Trump avalia plano do Irã, mas duvida de acordo de paz
O chefe da Casa Branca sinaliza que não haverá acordo para encerrar guerra e obloqueio naval contra o Irã
247 - O presidente dos Estados Unidos, Donald Trump, afirmou que vai analisar o plano enviado pelo Irã, mas indicou descrença em um acordo para encerrar a guerra contra o Irã, em meio ao bloqueio naval norte-americano e à crise no Estreito de Ormuz.
Segundo a Al Jazeera, Teerã apresentou uma proposta de 14 pontos que exige garantias de não agressão, o levantamento do bloqueio naval imposto pelos Estados Unidos e o fim da guerra “em todas as frentes”, incluindo no Líbano. A Associated Press também informou que o plano iraniano foi enviado por meio do Paquistão, enquanto Trump disse estar revisando a proposta e declarou ceticismo sobre sua aceitação.
Trump também declarou que receberia a redação exata do texto e publicou em rede social que não conseguia imaginar que a oferta fosse aceitável, alegando que o Irã ainda não teria “pago um preço grande o suficiente”.
O conteúdo da proposta iraniana busca deslocar a negociação para uma agenda de desescalada militar. De acordo com a Al Jazeera, Teerã ofereceu reabrir o Estreito de Ormuz, mas condicionou a medida ao fim do bloqueio naval norte-americano contra portos iranianos e ao compromisso dos Estados Unidos de encerrar a guerra.
O ponto mais sensível, porém, continua sendo o programa nuclear iraniano. Washington exige restrições imediatas e garantias de que Teerã não desenvolverá armas nucleares, enquanto o Irã tenta preservar margem de negociação antes de aceitar limites mais amplos. A Al Jazeera informou que a proposta mais recente busca reduzir a tensão no Golfo sem impor, de imediato, as restrições nucleares cobradas pelos Estados Unidos.
A crise se agravou depois que os Estados Unidos iniciaram o bloqueio de portos iranianos em 13 de abril, medida anunciada após negociações sem resultado em Islamabad. Segundo a Al Jazeera, militares norte-americanos disseram que a ação afetaria todos os portos iranianos no Golfo e permitiria a Washington controlar o tráfego marítimo em torno de Ormuz.
Desde então, Trump tem defendido a manutenção da pressão militar até que haja um acordo nuclear. Em 29 de abril, a Al Jazeera noticiou que o presidente norte-americano prometeu manter o bloqueio naval contra o Irã até a conclusão de um pacto com Teerã.

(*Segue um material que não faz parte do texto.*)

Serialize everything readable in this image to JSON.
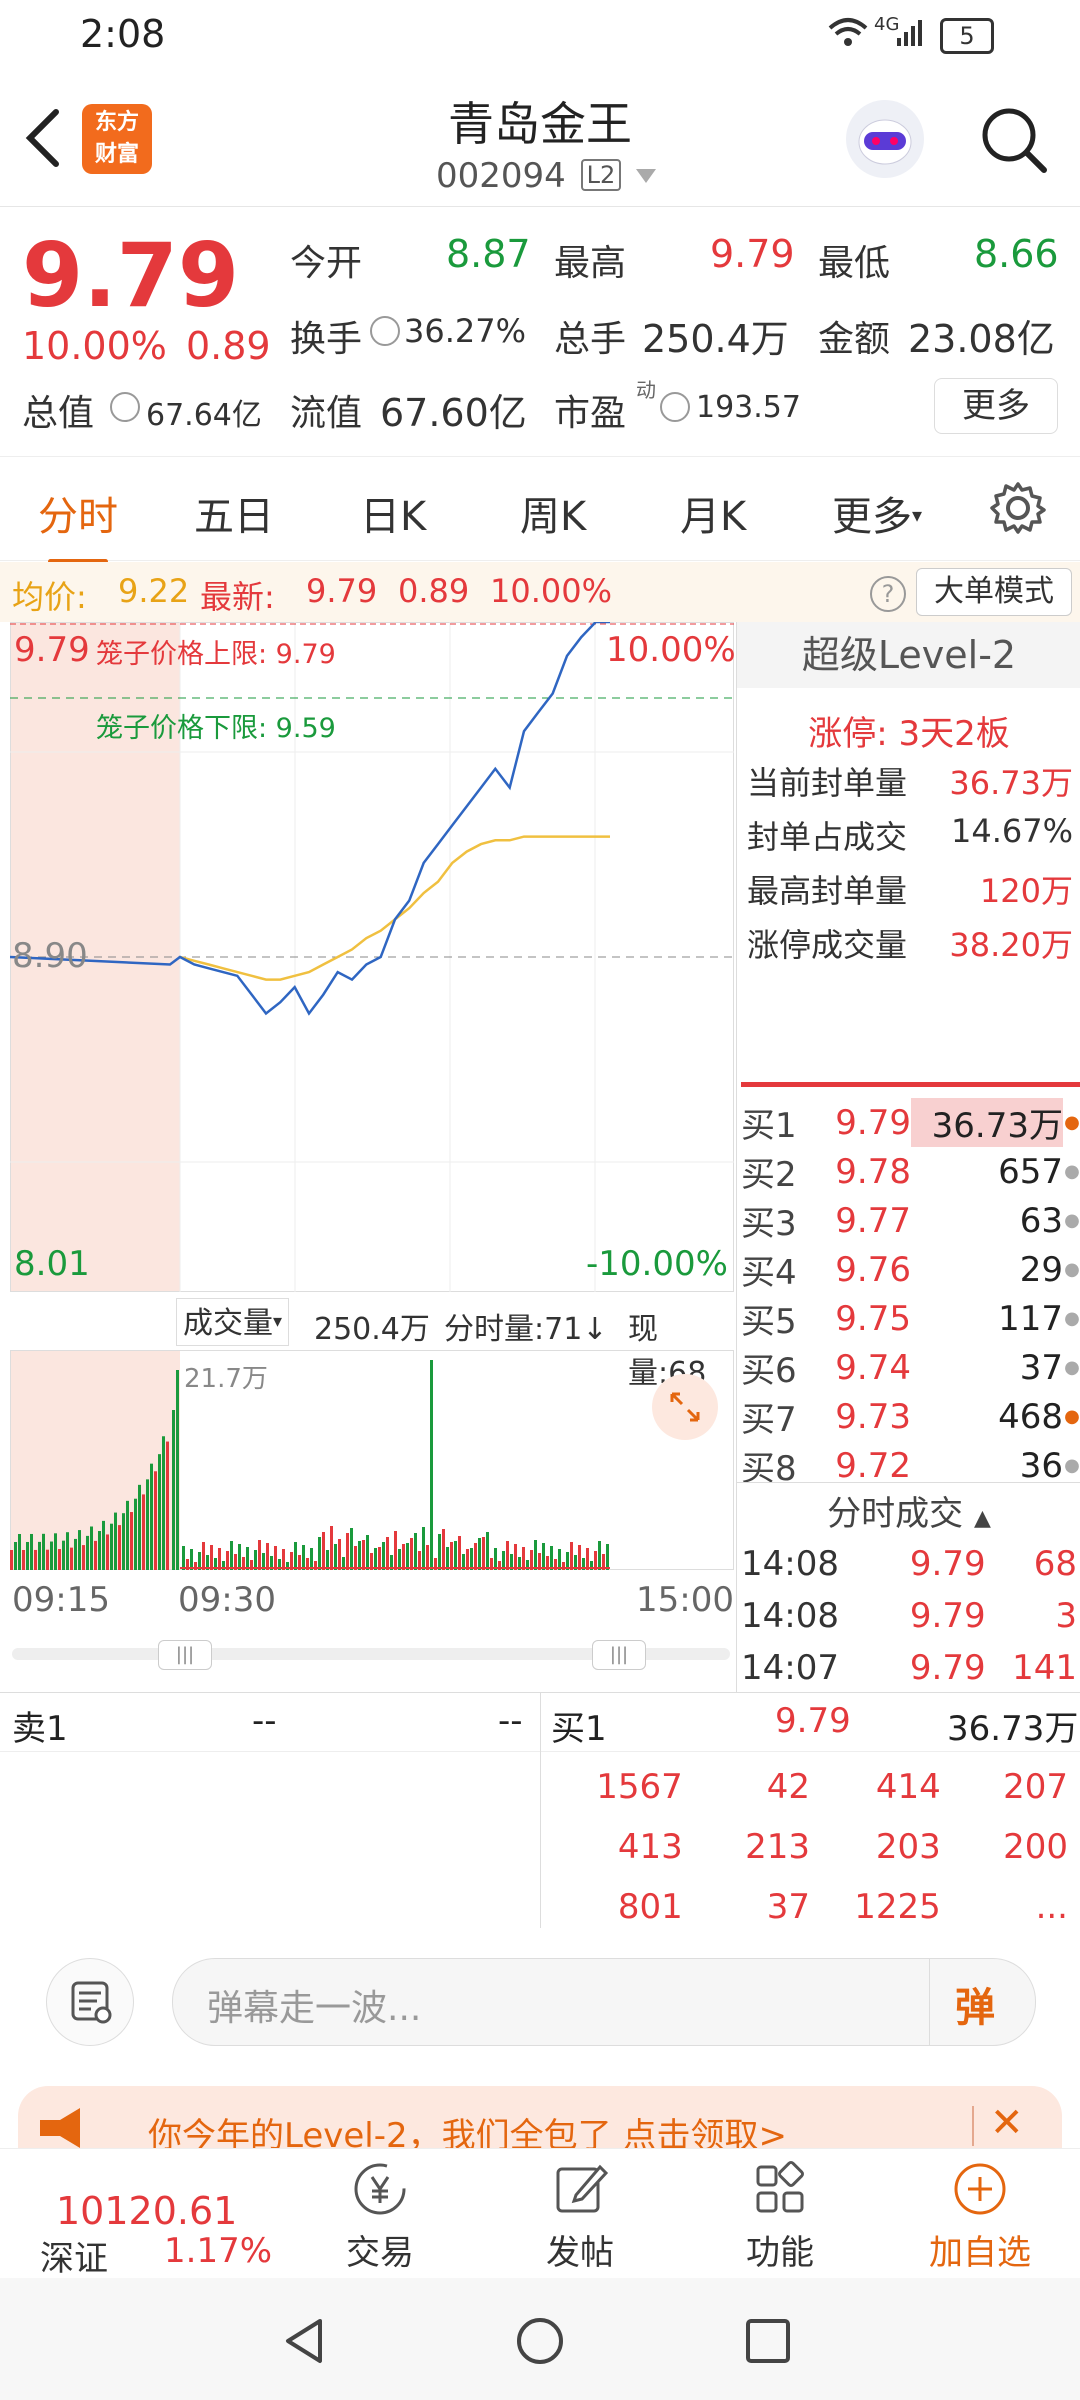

A estratégia norte-americana procura restringir a capacidade econômica iraniana e aumentar o custo político da resistência de Teerã. A AP informou que os Estados Unidos também alertaram empresas de navegação sobre possíveis sanções caso façam pagamentos ao Irã para obter passagem segura pelo Estreito de Ormuz, incluindo transferências em dinheiro, ativos digitais, compensações, trocas informais ou pagamentos indiretos.
Do lado iraniano, o controle parcial da navegação pelo estreito se tornou uma das principais formas de pressão. Segundo a AP, o Irã efetivamente fechou a passagem após ataques e ameaças contra navios, depois do início da guerra lançada pelos Estados Unidos e por Israel em 28 de fevereiro. Posteriormente, Teerã passou a oferecer passagem segura a algumas embarcações por rotas próximas ao litoral iraniano, em alguns casos mediante cobrança.

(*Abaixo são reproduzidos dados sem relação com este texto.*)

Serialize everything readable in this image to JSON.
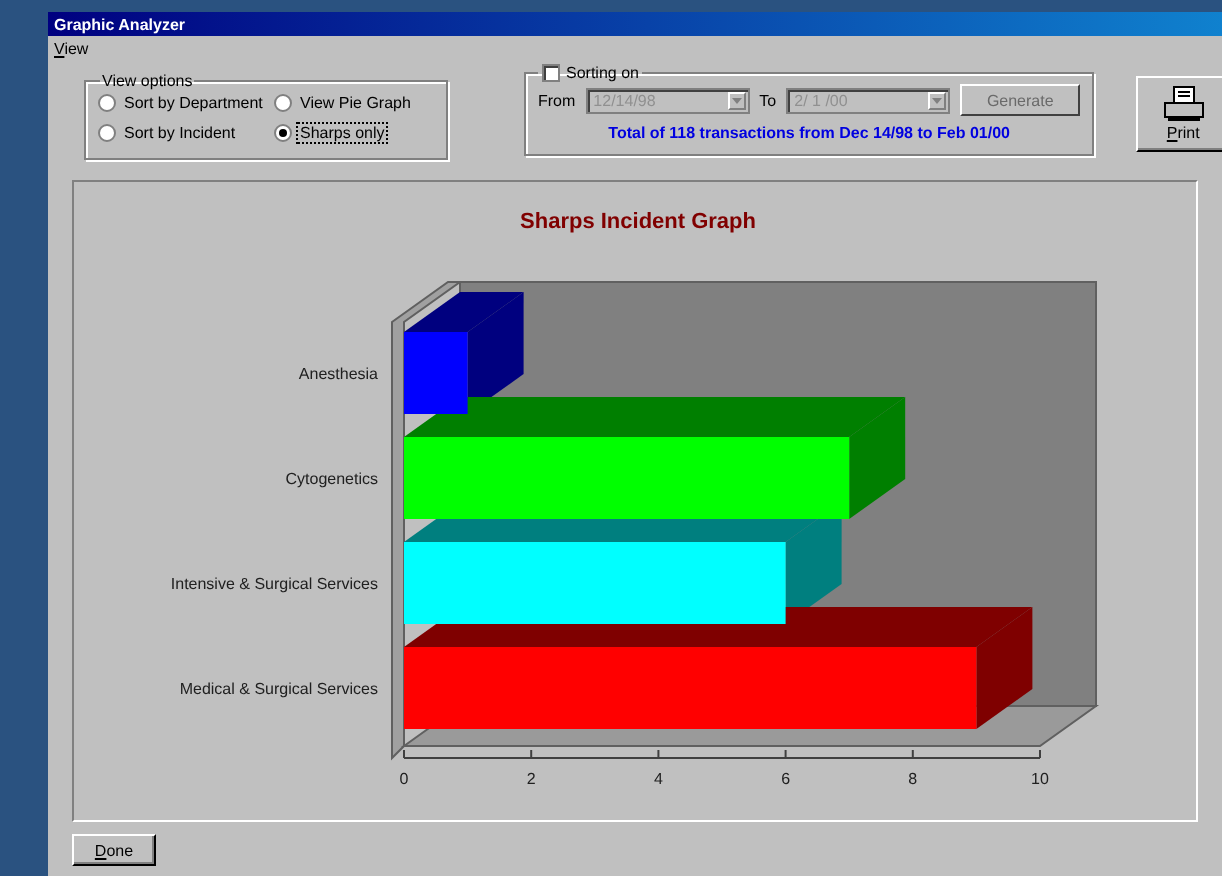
{
  "window": {
    "title": "Graphic Analyzer"
  },
  "menu": [
    {
      "label": "View"
    }
  ],
  "view_options": {
    "title": "View options",
    "options": [
      {
        "label": "Sort by Department",
        "selected": false
      },
      {
        "label": "View Pie Graph",
        "selected": false
      },
      {
        "label": "Sort by Incident",
        "selected": false
      },
      {
        "label": "Sharps only",
        "selected": true
      }
    ]
  },
  "sorting": {
    "label": "Sorting on",
    "checked": false,
    "disabled": true,
    "from_label": "From",
    "from_value": "12/14/98",
    "to_label": "To",
    "to_value": "2/ 1 /00",
    "generate": "Generate",
    "summary": "Total of 118 transactions from Dec 14/98 to Feb 01/00"
  },
  "print_button": {
    "label": "Print"
  },
  "chart": {
    "bars": [
      {
        "color": "#0000ff"
      },
      {
        "color": "#00ff00"
      },
      {
        "color": "#00ffff"
      },
      {
        "color": "#ff0000"
      }
    ],
    "chart_data": {
      "type": "bar",
      "orientation": "horizontal",
      "title": "Sharps Incident Graph",
      "categories": [
        "Anesthesia",
        "Cytogenetics",
        "Intensive & Surgical Services",
        "Medical & Surgical Services"
      ],
      "values": [
        1,
        7,
        6,
        9
      ],
      "xlim": [
        0,
        10
      ],
      "xticks": [
        0,
        2,
        4,
        6,
        8,
        10
      ]
    }
  },
  "done_button": {
    "label": "Done"
  }
}
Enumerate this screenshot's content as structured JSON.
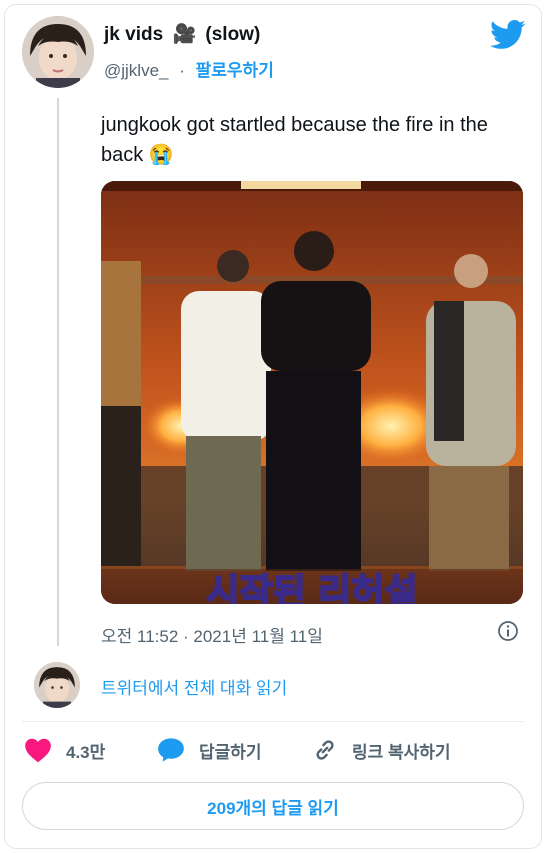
{
  "user": {
    "display_name": "jk vids",
    "name_emoji": "🎥",
    "name_suffix": "(slow)",
    "handle": "@jjklve_",
    "separator": "·",
    "follow_label": "팔로우하기"
  },
  "tweet": {
    "text": "jungkook got startled because the fire in the back",
    "emoji": "😭",
    "media_caption": "시작된 리허설",
    "time": "오전 11:52 · 2021년 11월 11일"
  },
  "conversation": {
    "read_label": "트위터에서 전체 대화 읽기"
  },
  "actions": {
    "like_count": "4.3만",
    "reply_label": "답글하기",
    "copy_link_label": "링크 복사하기"
  },
  "replies_button": {
    "label": "209개의 답글 읽기"
  },
  "colors": {
    "accent": "#1d9bf0",
    "like": "#f91880",
    "secondary_text": "#536471"
  },
  "icons": [
    "twitter-bird-icon",
    "heart-icon",
    "reply-bubble-icon",
    "link-icon",
    "info-icon"
  ]
}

A disputa em Ormuz transformou o conflito em uma crise global de energia e segurança.
O conflito também tem dimensões regionais. A proposta iraniana menciona o fim da guerra “em todas as frentes”, incluindo o Líbano, onde a retomada da guerra envolvendo Israel e Hezbollah ampliou o alcance da crise. O atual impasse sucede um cessar-fogo firmado em abril, que reduziu a intensidade dos confrontos diretos, mas não resolveu as causas centrais da guerra.

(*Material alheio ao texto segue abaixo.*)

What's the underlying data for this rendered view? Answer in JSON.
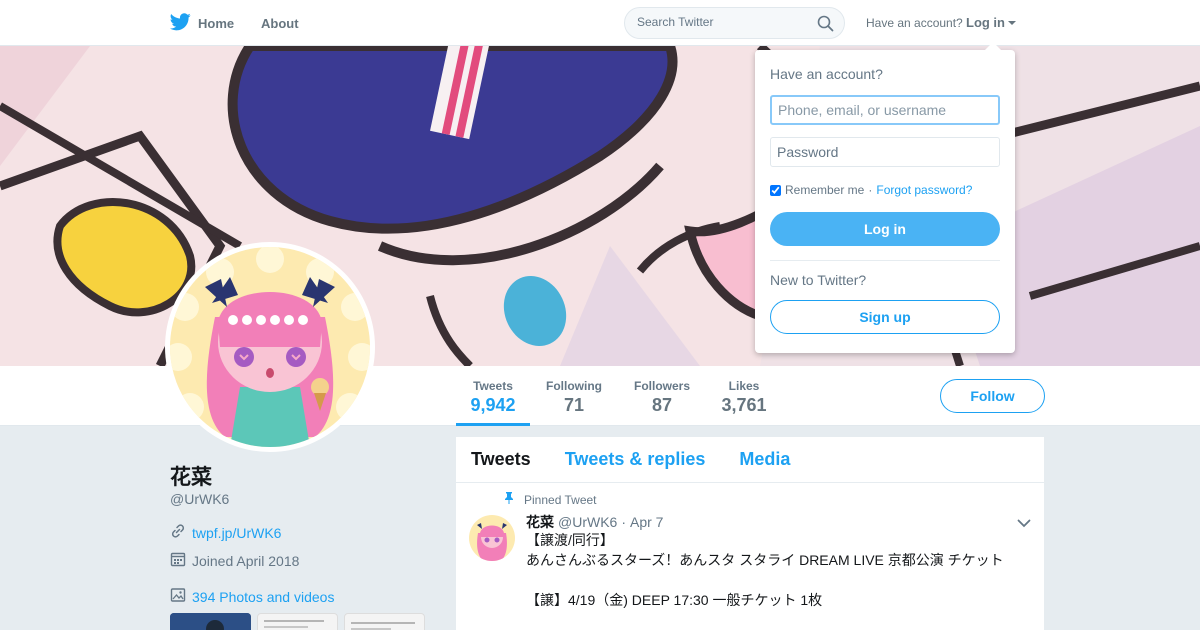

A posição de Trump indica que a Casa Branca não pretende aliviar o bloqueio antes de obter compromissos considerados suficientes. Para Washington, a pressão marítima é uma forma de forçar Teerã a aceitar termos mais duros. Para o Irã, a exigência de garantias de não agressão e o fim do bloqueio são condições mínimas para qualquer avanço.
A guerra dos EUA contra o Irã chega, assim, a um ponto de equilíbrio instável: há uma proposta sobre a mesa, um cessar-fogo ainda em vigor e canais diplomáticos abertos, mas também bloqueio naval, sanções, pressão militar e divergência profunda sobre o futuro do programa nuclear iraniano. O resultado imediato dependerá da resposta de Trump ao texto enviado por Teerã e da capacidade das partes de transformar a trégua em negociação efetiva pela paz.